Between them, the two entrepreneurs had $200,000 in cash and an industrial site at Mafinga, a leading tea-growing area in Tanzania’s southern Highlands.

Mr Theobald, who as general manager of the Tanzania branch of Lonrho — a pan-African multinational — had heard of the work of the Africa Project Development Facility (APDF) with the continent’s SMEs, suggested they contact APDF’s office in Nairobi.

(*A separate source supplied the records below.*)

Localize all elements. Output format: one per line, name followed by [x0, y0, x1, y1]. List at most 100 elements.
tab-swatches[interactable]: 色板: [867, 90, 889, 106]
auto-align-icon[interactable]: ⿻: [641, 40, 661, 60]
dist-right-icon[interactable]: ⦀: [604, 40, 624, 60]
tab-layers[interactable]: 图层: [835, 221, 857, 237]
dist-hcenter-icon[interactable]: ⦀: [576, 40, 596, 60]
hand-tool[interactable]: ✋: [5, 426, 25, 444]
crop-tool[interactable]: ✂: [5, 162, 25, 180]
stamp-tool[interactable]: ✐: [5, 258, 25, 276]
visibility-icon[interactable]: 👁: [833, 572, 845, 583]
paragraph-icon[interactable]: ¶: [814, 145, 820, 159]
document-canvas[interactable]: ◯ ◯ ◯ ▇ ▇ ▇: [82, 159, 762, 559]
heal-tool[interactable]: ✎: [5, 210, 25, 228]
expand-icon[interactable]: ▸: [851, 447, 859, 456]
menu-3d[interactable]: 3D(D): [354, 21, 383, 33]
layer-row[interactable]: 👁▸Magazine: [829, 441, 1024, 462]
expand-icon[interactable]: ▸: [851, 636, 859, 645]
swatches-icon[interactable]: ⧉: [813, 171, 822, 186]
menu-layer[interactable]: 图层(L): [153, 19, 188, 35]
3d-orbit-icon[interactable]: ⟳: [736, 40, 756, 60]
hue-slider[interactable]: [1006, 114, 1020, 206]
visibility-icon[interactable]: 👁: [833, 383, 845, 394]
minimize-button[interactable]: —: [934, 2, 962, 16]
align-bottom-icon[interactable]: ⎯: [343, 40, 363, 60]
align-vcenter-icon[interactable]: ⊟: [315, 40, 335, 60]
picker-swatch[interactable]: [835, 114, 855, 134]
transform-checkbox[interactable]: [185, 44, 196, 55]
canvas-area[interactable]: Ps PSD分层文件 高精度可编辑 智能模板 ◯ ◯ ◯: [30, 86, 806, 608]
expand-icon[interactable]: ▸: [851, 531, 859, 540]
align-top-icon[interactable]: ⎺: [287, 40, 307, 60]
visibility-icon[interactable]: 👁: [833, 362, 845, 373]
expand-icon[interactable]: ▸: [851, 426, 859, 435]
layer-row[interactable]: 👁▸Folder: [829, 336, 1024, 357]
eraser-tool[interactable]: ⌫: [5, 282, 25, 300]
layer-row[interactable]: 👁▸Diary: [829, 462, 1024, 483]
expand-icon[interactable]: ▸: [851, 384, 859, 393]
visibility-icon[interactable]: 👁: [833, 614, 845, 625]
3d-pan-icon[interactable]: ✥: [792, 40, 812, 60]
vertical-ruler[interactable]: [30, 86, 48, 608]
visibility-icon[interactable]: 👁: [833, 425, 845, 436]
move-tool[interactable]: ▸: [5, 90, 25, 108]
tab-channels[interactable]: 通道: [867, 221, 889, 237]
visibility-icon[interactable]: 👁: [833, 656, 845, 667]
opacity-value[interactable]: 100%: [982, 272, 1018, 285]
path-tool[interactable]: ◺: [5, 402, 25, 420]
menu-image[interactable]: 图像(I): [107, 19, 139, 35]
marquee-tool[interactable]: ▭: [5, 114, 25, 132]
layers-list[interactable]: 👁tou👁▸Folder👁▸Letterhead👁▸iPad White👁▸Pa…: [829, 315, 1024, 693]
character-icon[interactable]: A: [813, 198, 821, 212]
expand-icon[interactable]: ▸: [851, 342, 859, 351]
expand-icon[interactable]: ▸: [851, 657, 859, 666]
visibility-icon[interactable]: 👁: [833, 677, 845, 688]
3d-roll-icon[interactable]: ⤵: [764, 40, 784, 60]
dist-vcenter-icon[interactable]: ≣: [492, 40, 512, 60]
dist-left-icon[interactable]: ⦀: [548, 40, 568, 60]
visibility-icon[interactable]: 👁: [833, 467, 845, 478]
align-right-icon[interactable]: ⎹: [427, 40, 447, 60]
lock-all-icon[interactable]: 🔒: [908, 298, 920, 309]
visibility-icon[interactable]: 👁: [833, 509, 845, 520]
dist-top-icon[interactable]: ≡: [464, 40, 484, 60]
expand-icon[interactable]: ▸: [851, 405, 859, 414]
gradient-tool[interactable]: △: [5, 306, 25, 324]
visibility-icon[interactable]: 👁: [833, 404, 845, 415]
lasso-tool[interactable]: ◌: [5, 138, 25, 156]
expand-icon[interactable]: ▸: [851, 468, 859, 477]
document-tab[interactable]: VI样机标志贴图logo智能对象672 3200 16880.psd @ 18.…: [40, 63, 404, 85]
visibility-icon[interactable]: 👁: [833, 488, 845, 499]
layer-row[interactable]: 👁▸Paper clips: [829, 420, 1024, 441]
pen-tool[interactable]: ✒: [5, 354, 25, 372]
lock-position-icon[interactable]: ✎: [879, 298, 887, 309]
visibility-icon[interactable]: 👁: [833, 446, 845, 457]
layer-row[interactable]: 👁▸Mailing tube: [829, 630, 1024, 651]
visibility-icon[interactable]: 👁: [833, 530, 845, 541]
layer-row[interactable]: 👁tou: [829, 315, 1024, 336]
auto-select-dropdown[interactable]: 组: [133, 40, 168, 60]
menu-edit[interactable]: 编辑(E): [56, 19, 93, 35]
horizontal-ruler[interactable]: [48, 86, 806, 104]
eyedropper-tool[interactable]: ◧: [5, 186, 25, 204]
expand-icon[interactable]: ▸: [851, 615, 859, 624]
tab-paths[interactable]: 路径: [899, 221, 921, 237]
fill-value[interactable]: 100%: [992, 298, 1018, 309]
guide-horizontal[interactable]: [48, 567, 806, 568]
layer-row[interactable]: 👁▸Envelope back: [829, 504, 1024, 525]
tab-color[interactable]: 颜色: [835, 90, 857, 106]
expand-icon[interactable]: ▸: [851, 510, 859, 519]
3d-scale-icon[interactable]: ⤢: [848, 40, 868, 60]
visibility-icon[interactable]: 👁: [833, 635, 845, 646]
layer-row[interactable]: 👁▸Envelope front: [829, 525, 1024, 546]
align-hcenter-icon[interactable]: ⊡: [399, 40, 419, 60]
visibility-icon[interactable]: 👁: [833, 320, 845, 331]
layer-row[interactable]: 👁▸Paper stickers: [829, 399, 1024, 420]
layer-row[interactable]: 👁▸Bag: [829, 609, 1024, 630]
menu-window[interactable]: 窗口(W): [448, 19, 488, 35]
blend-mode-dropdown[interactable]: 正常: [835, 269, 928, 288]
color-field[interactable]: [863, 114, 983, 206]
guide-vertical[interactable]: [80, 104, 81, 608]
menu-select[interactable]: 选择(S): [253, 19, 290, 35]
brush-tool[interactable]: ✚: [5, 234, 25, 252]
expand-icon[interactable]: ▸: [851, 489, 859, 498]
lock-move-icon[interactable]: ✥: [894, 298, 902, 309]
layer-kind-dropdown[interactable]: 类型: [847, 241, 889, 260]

Starting in early 1994, APDF helped the project sponsors identify and hire a tea blending and packing expert, who carried out a feasibility study upon which a business plan was crafted.

With the business plan, APDF assisted the entrepreneurs to negotiate a $577,000 investment from the Tanzania Venture Capital Fund (TVCF).

TVCF is a $7.6 million vehicle launched in 1993 by the London-based Commonwealth Development Corporation, FMO (the Netherlands), DEG (Germany) and other development institutions.

Tatepa commenced sales in mid-1995, with its debut brand Chai Bora (Swahili for “high-quality tea”) becoming an instant success.

In the first six months of operation, Tatepa managed to penetrate the market more rapidly than anticipated, surpassing the initial target by 50 per cent.

The Tatepa plant expansion at the Mafinga factory was projected to increase production to 2,600 tonnes per annum, or 62 per cent of projected market size by 2003.

In late 1999, Tatepa was ready to list on the new Dar-es-Salaam Stock exchange.

The third such entrant in the Tanzania stockmarket, Tatepa offered over 21 million shares to the public, reserving around 40,000 shares for its employees — the first such offer by any company in the country.

In all, the initial public offer was valued at roughly $9.5 million. Since then, Tatepa’s shares have registered a 20 per cent growth, making them a prized possession for small local investors active in this nascent capital market.

Trans Century’s other Tanzanian acquisition, Arusha-based Tanelec, distributes its products to a number of sub-Saharan African countries, including Tanzania, Kenya, Uganda, Zambia, Mozambique and the Democratic Republic of Congo.

The other shareholders in Tanelec are Tanzania energy utility Tanesco, with 20 per cent shares, and the National Development Corporation with 20 per cent shares.